While it is difficult to avoid the temptation to dig into each of the poems in this book, some must be left for the reader to explore on their own, so I will limit myself to one more generalization. Each of the poems in A Doorknob for an Eye seems to be comprised of four elements: direct reference to the work of art, elements from the life of the artist themselves, autism, and the shape of the poem. In the majority of the poems, there is also a fifth element, the importance of light. The relative weight of these elements varies according the particular poem. The formal structures of the poems tend to take their shape from something in the subject matter, and no two poems are built exactly the same. "The Librarian in the Trees" uses a numerical sequence, "The Horns of a Dilemma" is in couplets, "Squeeze Box" reflects the shape of an accordian’s movement, and "The Unmerited Favor of Light" based upon Grace Halmshaw’s painting "Explosions of Color" spreads across the pages like a splatter of light particles and ends with the tradition black print of the page turning to colored type. A closer look reveals that these light particles are actually to be read as waves.

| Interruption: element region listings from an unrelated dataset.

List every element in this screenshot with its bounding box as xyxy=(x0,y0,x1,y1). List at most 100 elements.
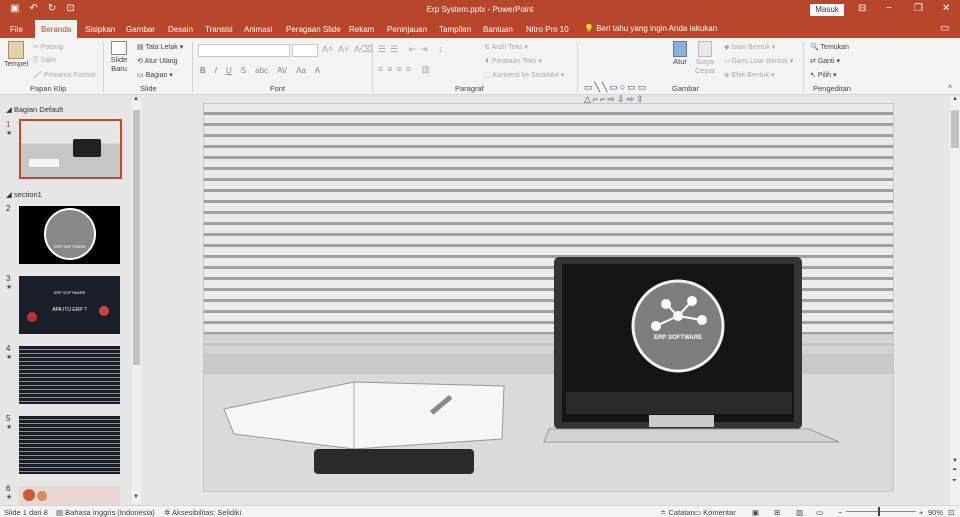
underline-button[interactable]: U xyxy=(226,66,232,75)
reading-view-icon[interactable]: ▥ xyxy=(796,508,803,517)
tab-record[interactable]: Rekam xyxy=(349,25,374,34)
strikethrough-button[interactable]: S xyxy=(241,66,246,75)
close-icon[interactable]: ✕ xyxy=(942,3,950,14)
transition-star-icon: ★ xyxy=(6,424,13,431)
cut-button[interactable]: ✂ Potong xyxy=(33,43,63,51)
italic-button[interactable]: I xyxy=(215,66,217,75)
tab-file[interactable]: File xyxy=(10,25,23,34)
bold-button[interactable]: B xyxy=(200,66,206,75)
notes-button[interactable]: ≐ Catatan xyxy=(660,508,695,517)
tell-me-search[interactable]: 💡 Beri tahu yang ingin Anda lakukan xyxy=(584,24,717,33)
slides-panel-scroll-thumb[interactable] xyxy=(133,110,140,365)
shape-outline-button[interactable]: ▱ Garis Luar Bentuk ▾ xyxy=(724,57,793,65)
font-color-button[interactable]: A xyxy=(315,66,320,75)
tab-review[interactable]: Peninjauan xyxy=(387,25,427,34)
convert-smartart-button[interactable]: ⬚ Konversi ke SmartArt ▾ xyxy=(484,71,564,79)
quick-styles-button[interactable]: Gaya Cepat xyxy=(694,41,716,75)
previous-slide-icon[interactable]: ⏶ xyxy=(952,467,957,474)
language-status[interactable]: ▤ Bahasa Inggris (Indonesia) xyxy=(56,508,155,517)
thumb-laptop xyxy=(73,139,101,157)
slide-scroll-thumb[interactable] xyxy=(951,110,959,148)
tab-insert[interactable]: Sisipkan xyxy=(85,25,115,34)
align-buttons[interactable]: ≡≡≡≡ ▥ xyxy=(378,64,434,75)
list-buttons[interactable]: ☰☰ ⇤⇥ ↕ xyxy=(378,44,447,55)
char-spacing-button[interactable]: AV xyxy=(277,66,287,75)
find-button[interactable]: 🔍 Temukan xyxy=(810,43,849,51)
tab-design[interactable]: Desain xyxy=(168,25,193,34)
zoom-level[interactable]: 90% xyxy=(928,508,943,517)
clear-format-icon[interactable]: A⌫ xyxy=(354,44,373,55)
scroll-down-icon[interactable]: ▼ xyxy=(133,494,139,500)
format-painter-button[interactable]: 🖌 Pewarna Format xyxy=(33,71,96,79)
slideshow-view-icon[interactable]: ▭ xyxy=(816,508,823,517)
slide-image: ERP SOFTWARE xyxy=(204,104,893,491)
scroll-up-icon[interactable]: ▲ xyxy=(133,96,139,102)
slide-scrollbar[interactable]: ▲ ▼ ⏶ ⏷ xyxy=(950,96,960,505)
new-slide-button[interactable]: Slide Baru xyxy=(107,41,131,73)
sign-in-button[interactable]: Masuk xyxy=(810,4,844,16)
ribbon-display-options-icon[interactable]: ⊟ xyxy=(858,3,866,14)
tab-help[interactable]: Bantuan xyxy=(483,25,513,34)
tab-nitro[interactable]: Nitro Pro 10 xyxy=(526,25,569,34)
font-name-input[interactable] xyxy=(198,44,290,57)
thumb-dot xyxy=(37,491,47,501)
arrange-icon xyxy=(673,41,687,57)
comments-button[interactable]: ▭ Komentar xyxy=(694,508,736,517)
zoom-slider[interactable] xyxy=(846,507,916,516)
next-slide-icon[interactable]: ⏷ xyxy=(952,478,957,485)
scroll-down-icon[interactable]: ▼ xyxy=(952,458,958,464)
slide-thumbnail[interactable] xyxy=(19,486,120,506)
zoom-in-icon[interactable]: + xyxy=(919,508,923,517)
slide-thumbnail[interactable]: ERP SOFTWARE xyxy=(19,206,120,264)
clipboard-icon xyxy=(8,41,24,59)
fit-slide-icon[interactable]: ⊡ xyxy=(948,508,954,517)
thumb-dot xyxy=(23,489,35,501)
tab-slideshow[interactable]: Peragaan Slide xyxy=(286,25,341,34)
paragraph-group-label: Paragraf xyxy=(455,84,484,93)
slides-group-label: Slide xyxy=(140,84,157,93)
layout-button[interactable]: ▤ Tata Letak ▾ xyxy=(137,43,183,51)
align-text-button[interactable]: ⬍ Perataan Teks ▾ xyxy=(484,57,542,65)
tab-draw[interactable]: Gambar xyxy=(126,25,155,34)
minimize-icon[interactable]: − xyxy=(886,3,892,14)
slide-thumbnail[interactable] xyxy=(19,416,120,474)
slide-thumbnail[interactable] xyxy=(19,119,122,179)
decrease-font-icon[interactable]: A˅ xyxy=(338,44,349,54)
zoom-slider-knob[interactable] xyxy=(877,507,880,516)
tab-home[interactable]: Beranda xyxy=(35,20,78,38)
normal-view-icon[interactable]: ▣ xyxy=(752,508,759,517)
collapse-ribbon-icon[interactable]: ˄ xyxy=(948,84,952,91)
tab-animations[interactable]: Animasi xyxy=(244,25,272,34)
tab-transitions[interactable]: Transisi xyxy=(205,25,233,34)
copy-button[interactable]: ⎘ Salin xyxy=(33,57,56,65)
font-size-input[interactable] xyxy=(292,44,318,57)
text-direction-button[interactable]: ⇅ Arah Teks ▾ xyxy=(484,43,528,51)
maximize-icon[interactable]: ❐ xyxy=(914,3,923,14)
change-case-button[interactable]: Aa xyxy=(296,66,306,75)
accessibility-status[interactable]: ✲ Aksesibilitas: Selidiki xyxy=(164,508,241,517)
section-button[interactable]: ▭ Bagian ▾ xyxy=(137,71,173,79)
zoom-out-icon[interactable]: − xyxy=(838,508,842,517)
section-header[interactable]: ◢ section1 xyxy=(6,190,42,199)
arrange-button[interactable]: Atur xyxy=(670,41,690,66)
tab-view[interactable]: Tampilan xyxy=(439,25,471,34)
section-header[interactable]: ◢ Bagian Default xyxy=(6,105,63,114)
select-button[interactable]: ↖ Pilih ▾ xyxy=(810,71,837,79)
slide-sorter-icon[interactable]: ⊞ xyxy=(774,508,780,517)
replace-button[interactable]: ⇄ Ganti ▾ xyxy=(810,57,840,65)
status-bar: Slide 1 dari 8 ▤ Bahasa Inggris (Indones… xyxy=(0,505,960,517)
shape-fill-button[interactable]: ◆ Isian Bentuk ▾ xyxy=(724,43,775,51)
shape-effects-button[interactable]: ◈ Efek Bentuk ▾ xyxy=(724,71,775,79)
reset-button[interactable]: ⟲ Atur Ulang xyxy=(137,57,178,65)
paste-button[interactable]: Tempel xyxy=(4,41,28,68)
slide-thumbnail[interactable] xyxy=(19,346,120,404)
transition-star-icon: ★ xyxy=(6,284,13,291)
slide-canvas[interactable]: ERP SOFTWARE xyxy=(203,103,894,492)
slide-thumbnail[interactable]: ERP SOFTWARE APA ITU ERP ? xyxy=(19,276,120,334)
increase-font-icon[interactable]: A˄ xyxy=(322,44,333,54)
scroll-up-icon[interactable]: ▲ xyxy=(952,96,958,102)
text-shadow-button[interactable]: abc xyxy=(255,66,268,75)
comments-icon[interactable]: ▭ xyxy=(940,23,949,34)
slide-number: 6 xyxy=(6,484,11,493)
thumb-notebook xyxy=(29,159,59,167)
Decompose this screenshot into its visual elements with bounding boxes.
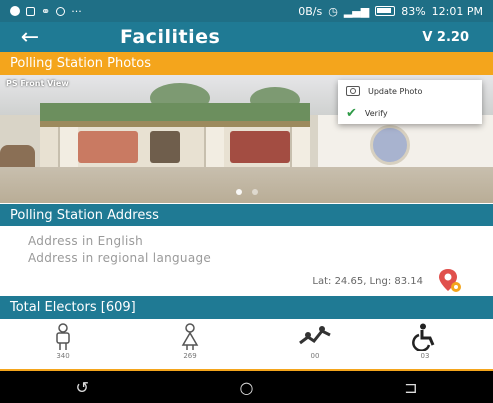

   My                            dragged                             literacy
                           parents                              into                            I
             adoptive                           me                            and
lost                                  eye.                               longer
                           native                           no                                     exactly
            my                                I'm                                     visual
nor                               verbal:                             type,
                            I                             I                            fingers
             am                        when                             my
speak                           accent.
                          an
            with

These lines are among my favorite in the entire book because they give us insight into the poet himself. As a poet who knows what it is like to experience the world without speaking, Savarese is a mediator between the visual work that expresses the artists thoughts and emotions through paint and color, and the world of printed language – specifically, the printed English language. Just as light and particle are two ways that light expresses itself, so the views of autistic artists who work in color (or texture or sound) and those that use the conventions of written language are both ways of representing experience. In the same way an ASL poet recognizes that his translation of a poem into English is a misrepresentation of the original, Savarese knows that at best, in trying to verbally reconstruct the viewpoints of the artists, he is speaking with an accent. When the poet says that he was "dragged in literacy," one recalls something of Wordsworth’s sense of loss when he was dragged away from childhood into the world of society and culture.

Publisher Chris Martin and Unrestricted Editions have done us all a great favor in bringing DJ Savarese’s work to a wider public. Perhaps it is a bit grandiose to hop on the old trope, "If you read one book year..," but it is fair to say that readers interested poetry and disability who have limited time on their hands to read, will be hard pressed to find a book that yields them greater delight or insights for the time they have to put into it than this small volume.

 

Title: A Doorknob for an Eye
Author: DJ Savarese
Publisher: Unrestricted Editions
Publication Date: 2017

 

Michael Northen is the editor of Wordgathering and an editor with Jennifer Bartlett and Sheila Black of the anthology Beauty is a Verb: the New Poetry of Disability. He is also an editor of the recent anthology of disabiity short fiction, The Right Way to Be Crippled and Naked (Cinco Puntos Press).